Lynch H T, Smyrk T, Lynch J
Creighton University School of Medicine, Department of Preventive Medicine, Omaha, Nebraska 68178, USA.
Cancer Genet Cytogenet. 1997 Jan;93(1):84-99. doi: 10.1016/s0165-4608(96)00290-7.
Genetic epidemiology studies of colorectal cancer (CRC) can identify persons who are at inordinately high risk and who thereby might benefit from targeted early detection and primary prevention programs, inclusive of prophylactic surgery in selected cases. The discipline of molecular genetics has identified germline mutations that include APC in familial adenomatous polyposis (FAP) and mutator genes, namely MSH2, MLH1, PMS1, and PMS2 in hereditary nonpolyposis colorectal cancer (HNPCC). These discoveries have significantly enhanced our ability to identify individuals whose cancer destiny can literally be determined at birth. This review updates HNPCC's differential diagnosis, heterogeneity, tumor spectrum, newly found evidence of accelerated colonic adenoma to CRC, survival advantage, and currently available surveillance and management programs. Emphasis has been on how knowledge of the genetics and natural history of HNPCC can be used effectively to promote early diagnosis or prevention of cancer.

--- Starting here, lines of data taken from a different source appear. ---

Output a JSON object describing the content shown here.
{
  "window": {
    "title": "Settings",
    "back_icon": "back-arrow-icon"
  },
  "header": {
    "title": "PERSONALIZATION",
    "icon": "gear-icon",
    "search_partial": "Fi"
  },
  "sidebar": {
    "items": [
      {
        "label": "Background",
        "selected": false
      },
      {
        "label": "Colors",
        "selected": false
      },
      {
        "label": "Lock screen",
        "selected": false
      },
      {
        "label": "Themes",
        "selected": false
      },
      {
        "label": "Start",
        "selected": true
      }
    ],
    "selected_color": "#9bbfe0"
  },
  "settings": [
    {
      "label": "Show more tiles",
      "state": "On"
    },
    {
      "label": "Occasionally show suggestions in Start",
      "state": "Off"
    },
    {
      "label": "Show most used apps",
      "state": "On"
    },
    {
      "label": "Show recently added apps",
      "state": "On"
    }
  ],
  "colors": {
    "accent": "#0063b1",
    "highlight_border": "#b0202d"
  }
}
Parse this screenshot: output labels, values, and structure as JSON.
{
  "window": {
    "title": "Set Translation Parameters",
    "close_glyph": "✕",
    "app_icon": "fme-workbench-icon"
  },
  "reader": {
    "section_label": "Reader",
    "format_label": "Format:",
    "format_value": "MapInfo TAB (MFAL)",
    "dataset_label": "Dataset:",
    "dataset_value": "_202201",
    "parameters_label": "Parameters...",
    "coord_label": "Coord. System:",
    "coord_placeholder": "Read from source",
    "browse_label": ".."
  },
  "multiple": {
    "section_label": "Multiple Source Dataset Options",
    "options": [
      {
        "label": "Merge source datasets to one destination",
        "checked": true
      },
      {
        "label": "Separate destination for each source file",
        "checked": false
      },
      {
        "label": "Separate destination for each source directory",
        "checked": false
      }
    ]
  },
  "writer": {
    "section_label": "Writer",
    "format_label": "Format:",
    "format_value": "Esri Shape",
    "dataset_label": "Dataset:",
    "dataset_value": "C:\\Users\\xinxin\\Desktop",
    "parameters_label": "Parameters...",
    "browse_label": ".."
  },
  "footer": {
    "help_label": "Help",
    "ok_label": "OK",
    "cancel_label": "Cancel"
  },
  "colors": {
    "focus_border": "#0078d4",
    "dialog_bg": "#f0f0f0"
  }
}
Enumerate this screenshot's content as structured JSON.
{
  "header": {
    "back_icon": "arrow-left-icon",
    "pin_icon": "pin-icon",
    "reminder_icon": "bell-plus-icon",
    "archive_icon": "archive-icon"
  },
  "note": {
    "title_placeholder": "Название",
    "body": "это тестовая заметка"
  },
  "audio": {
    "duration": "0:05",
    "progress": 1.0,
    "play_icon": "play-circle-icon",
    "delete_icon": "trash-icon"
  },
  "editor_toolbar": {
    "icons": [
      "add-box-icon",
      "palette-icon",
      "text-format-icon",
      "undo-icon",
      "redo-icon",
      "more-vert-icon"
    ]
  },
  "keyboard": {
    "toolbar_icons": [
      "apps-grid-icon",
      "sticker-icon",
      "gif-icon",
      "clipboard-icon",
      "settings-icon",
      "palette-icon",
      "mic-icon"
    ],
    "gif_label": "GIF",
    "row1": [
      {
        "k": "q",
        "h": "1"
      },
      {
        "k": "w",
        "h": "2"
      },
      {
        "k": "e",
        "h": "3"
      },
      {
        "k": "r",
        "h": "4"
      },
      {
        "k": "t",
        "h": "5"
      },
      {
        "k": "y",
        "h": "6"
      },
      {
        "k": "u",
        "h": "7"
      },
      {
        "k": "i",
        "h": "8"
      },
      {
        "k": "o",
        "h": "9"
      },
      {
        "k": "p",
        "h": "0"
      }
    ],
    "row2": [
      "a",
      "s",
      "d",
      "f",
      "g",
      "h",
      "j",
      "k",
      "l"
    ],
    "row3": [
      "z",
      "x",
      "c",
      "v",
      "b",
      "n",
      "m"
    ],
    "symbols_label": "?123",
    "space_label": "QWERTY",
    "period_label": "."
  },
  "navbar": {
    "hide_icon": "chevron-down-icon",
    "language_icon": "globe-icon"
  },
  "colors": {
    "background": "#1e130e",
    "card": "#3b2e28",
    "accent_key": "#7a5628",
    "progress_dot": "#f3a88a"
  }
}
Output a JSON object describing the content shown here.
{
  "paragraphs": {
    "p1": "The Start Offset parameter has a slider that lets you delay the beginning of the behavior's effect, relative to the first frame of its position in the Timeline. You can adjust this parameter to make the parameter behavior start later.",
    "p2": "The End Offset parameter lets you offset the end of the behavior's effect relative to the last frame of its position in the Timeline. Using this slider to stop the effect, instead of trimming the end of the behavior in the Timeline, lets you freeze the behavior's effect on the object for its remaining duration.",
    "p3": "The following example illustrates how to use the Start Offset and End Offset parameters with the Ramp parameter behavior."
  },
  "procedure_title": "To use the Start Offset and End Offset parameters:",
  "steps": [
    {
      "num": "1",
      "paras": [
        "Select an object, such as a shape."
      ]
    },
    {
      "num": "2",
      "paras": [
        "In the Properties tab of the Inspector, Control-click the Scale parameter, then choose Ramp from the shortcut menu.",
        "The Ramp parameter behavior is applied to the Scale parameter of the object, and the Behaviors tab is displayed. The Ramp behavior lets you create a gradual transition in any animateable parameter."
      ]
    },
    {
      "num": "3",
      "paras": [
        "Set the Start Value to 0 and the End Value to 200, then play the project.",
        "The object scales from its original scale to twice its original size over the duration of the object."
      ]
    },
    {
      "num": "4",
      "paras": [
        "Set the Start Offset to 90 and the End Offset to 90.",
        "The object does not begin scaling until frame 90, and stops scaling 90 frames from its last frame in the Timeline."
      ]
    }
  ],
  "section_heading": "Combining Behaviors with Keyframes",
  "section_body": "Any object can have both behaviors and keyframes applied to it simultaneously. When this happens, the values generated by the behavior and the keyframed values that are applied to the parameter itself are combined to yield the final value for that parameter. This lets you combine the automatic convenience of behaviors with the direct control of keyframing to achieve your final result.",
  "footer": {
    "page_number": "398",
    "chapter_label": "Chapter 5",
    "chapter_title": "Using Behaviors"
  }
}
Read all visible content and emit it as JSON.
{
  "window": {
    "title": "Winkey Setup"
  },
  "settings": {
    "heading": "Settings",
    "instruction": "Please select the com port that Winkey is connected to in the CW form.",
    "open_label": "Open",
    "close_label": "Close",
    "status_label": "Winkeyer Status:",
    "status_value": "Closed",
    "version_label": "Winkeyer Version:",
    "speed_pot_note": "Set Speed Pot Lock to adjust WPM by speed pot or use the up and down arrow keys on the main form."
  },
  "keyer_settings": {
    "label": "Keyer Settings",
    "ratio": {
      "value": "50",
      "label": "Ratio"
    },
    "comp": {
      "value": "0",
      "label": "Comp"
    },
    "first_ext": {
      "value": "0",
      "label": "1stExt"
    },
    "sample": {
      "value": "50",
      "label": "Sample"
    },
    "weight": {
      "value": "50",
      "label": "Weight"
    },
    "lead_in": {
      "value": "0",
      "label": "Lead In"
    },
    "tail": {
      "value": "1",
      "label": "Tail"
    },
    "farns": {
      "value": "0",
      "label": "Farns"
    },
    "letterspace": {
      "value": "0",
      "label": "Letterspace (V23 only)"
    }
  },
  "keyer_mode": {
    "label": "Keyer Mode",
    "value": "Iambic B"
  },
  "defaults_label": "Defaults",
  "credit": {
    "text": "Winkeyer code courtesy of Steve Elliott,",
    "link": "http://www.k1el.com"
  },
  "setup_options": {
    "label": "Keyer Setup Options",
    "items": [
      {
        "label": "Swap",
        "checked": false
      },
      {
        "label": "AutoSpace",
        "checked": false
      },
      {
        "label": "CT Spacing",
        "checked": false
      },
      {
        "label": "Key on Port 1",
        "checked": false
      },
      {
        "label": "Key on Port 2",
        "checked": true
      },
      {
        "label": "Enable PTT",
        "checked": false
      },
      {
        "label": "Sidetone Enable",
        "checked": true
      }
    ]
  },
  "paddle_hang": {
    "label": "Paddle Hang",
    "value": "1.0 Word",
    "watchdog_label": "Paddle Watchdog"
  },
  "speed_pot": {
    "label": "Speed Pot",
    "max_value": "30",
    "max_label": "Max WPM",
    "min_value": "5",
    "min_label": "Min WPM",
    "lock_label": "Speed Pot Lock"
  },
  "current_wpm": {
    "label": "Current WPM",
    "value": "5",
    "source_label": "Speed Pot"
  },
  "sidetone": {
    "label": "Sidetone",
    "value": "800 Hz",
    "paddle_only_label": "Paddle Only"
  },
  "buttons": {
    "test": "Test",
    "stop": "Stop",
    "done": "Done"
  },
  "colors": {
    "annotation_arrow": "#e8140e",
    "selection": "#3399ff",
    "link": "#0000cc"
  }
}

结直肠癌(CRC)的遗传流行病学研究能够识别出患癌风险极高的人群,这些人可能会从有针对性的早期检测和一级预防项目中受益,包括在某些情况下进行预防性手术。分子遗传学学科已经鉴定出一些种系突变,包括家族性腺瘤性息肉病(FAP)中的APC基因,以及遗传性非息肉病性结直肠癌(HNPCC)中的错配修复基因,即MSH2、MLH1、PMS1和PMS2。这些发现显著提高了我们识别那些在出生时其癌症命运就已基本确定的个体的能力。这篇综述更新了HNPCC的鉴别诊断、异质性、肿瘤谱、新发现的结肠腺瘤向CRC加速发展的证据、生存优势以及目前可用的监测和管理方案。重点在于如何有效地利用HNPCC的遗传学和自然史知识来促进癌症的早期诊断或预防。